Seniority is important in some private sector establishments and among professions, skilled trades, and union-represented workplaces. Forward-thinking organizations are less likely to provide a preference for senior employees unless the preference is part of the factors considered in salary, promotion, layoff, and other workplace employment decisions.
In evaluations of employees, other considerations in addition to seniority include the employee's contribution to the accomplishment of work goals, building successful relationships with other employees, a commitment to developing and maintaining the desired workplace culture, and a commitment to the creation of an environment that helps employees grow and succeed.
Seniority Is Significant in Union-Represented Workplaces
In a union-represented workplace, seniority drives the majority of decisions made about employees. These decisions include such areas as employee wages, designated work hours, vacation time, promotions, overtime, preferred jobs, preferred shifts, cross-training opportunities, and other employee benefits and privileges.
That's because the terms and conditions of employment are agreed to in a union contract that then governs all decisions made about employees, including their working conditions, time off, and general opportunities. Longer-term senior employees have an advantage over shorter-term employees regardless of contributions, skills, or performance.

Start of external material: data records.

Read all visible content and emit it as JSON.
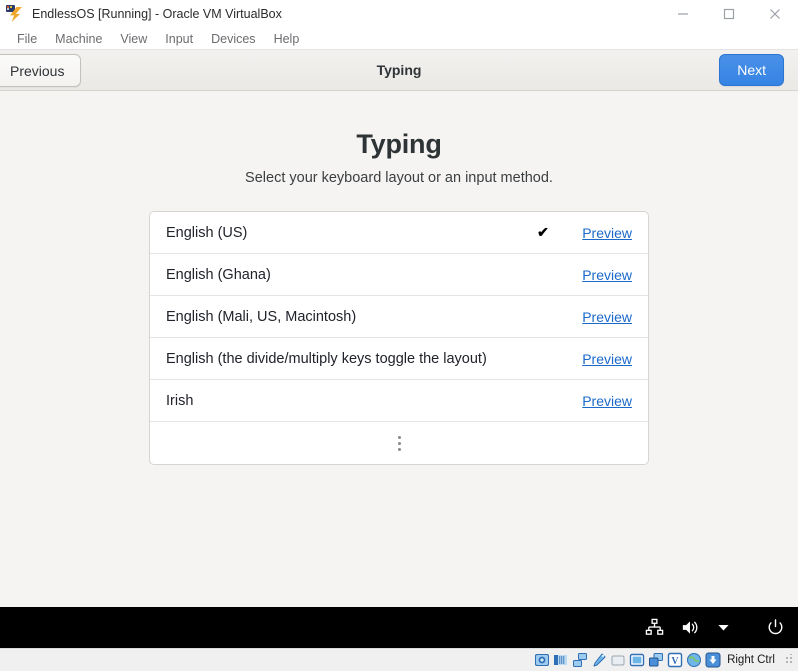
{
  "window": {
    "title": "EndlessOS [Running] - Oracle VM VirtualBox",
    "app_icon": "virtualbox-icon",
    "controls": {
      "minimize": "minimize-icon",
      "maximize": "maximize-icon",
      "close": "close-icon"
    }
  },
  "menubar": {
    "items": [
      {
        "label": "File"
      },
      {
        "label": "Machine"
      },
      {
        "label": "View"
      },
      {
        "label": "Input"
      },
      {
        "label": "Devices"
      },
      {
        "label": "Help"
      }
    ]
  },
  "headerbar": {
    "previous_label": "Previous",
    "title": "Typing",
    "next_label": "Next",
    "next_color": "#3584e4"
  },
  "page": {
    "title": "Typing",
    "subtitle": "Select your keyboard layout or an input method."
  },
  "keyboard_list": {
    "check_glyph": "✔",
    "preview_label": "Preview",
    "more_icon": "three-dots-vertical-icon",
    "link_color": "#1b6acb",
    "rows": [
      {
        "label": "English (US)",
        "selected": true
      },
      {
        "label": "English (Ghana)",
        "selected": false
      },
      {
        "label": "English (Mali, US, Macintosh)",
        "selected": false
      },
      {
        "label": "English (the divide/multiply keys toggle the layout)",
        "selected": false
      },
      {
        "label": "Irish",
        "selected": false
      }
    ]
  },
  "gnome_tray": {
    "icons": [
      {
        "name": "network-wired-icon"
      },
      {
        "name": "volume-icon"
      },
      {
        "name": "chevron-down-icon"
      },
      {
        "name": "power-icon"
      }
    ]
  },
  "statusbar": {
    "icons": [
      {
        "name": "hard-disk-icon"
      },
      {
        "name": "optical-drive-icon"
      },
      {
        "name": "network-adapter-icon"
      },
      {
        "name": "usb-icon"
      },
      {
        "name": "shared-folders-icon"
      },
      {
        "name": "display-icon"
      },
      {
        "name": "remote-desktop-icon"
      },
      {
        "name": "video-capture-icon"
      },
      {
        "name": "globe-icon"
      },
      {
        "name": "mouse-integration-icon"
      }
    ],
    "host_key": "Right Ctrl",
    "resize_grip": "resize-grip-icon"
  }
}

It is also true of skilled trade workers when represented by a union. The decision as to who becomes an apprentice and learns a skilled trade is negotiated by a union.
In a union-represented workplace, if a job is eliminated or a layoff becomes necessary, senior employees have job rights over recent employees. In these cases, an employee with seniority may even be reassigned to take over the job of a newer employee when the senior employee's job is eliminated.
If seniority is used by nonunion employers as a basis for pay increases or promotions, it's usually considered in addition to factors such as employee contributions, performance, experience, and job fit.
Employers value senior employees who effectively contribute for their experience, organizational knowledge, product and customer knowledge, and loyalty.
Employers do not value senior employees who fail to contribute and create a dilemma. They're expensive because of their higher salaries, and they may be setting a bad example for less-senior employees. In this case, their jobs will not be protected.
Seniority becomes important when employers make the unhappy decision to lay off employees. Employment lawyers recommend seniority as a factor in their layoff decisions. Laid-off employees are also less likely to slap employers with discrimination charges if the layoffs are done according to seniority.
Even in workplaces that don't consider seniority in employment-related decisions, employers may still honor seniority in other ways, including employee engagement and retention.
Organizations may also recognize the longevity of employees with service awards, mentoring opportunities, longevity recognition, public preference for sharing organizational knowledge, and key assignments.
Encouraging longevity from employees benefits an organization by cultivating senior employees with company knowledge and experience. But unless the employer is obligated by contract, seniority should never be the only factor considered in employment decisions.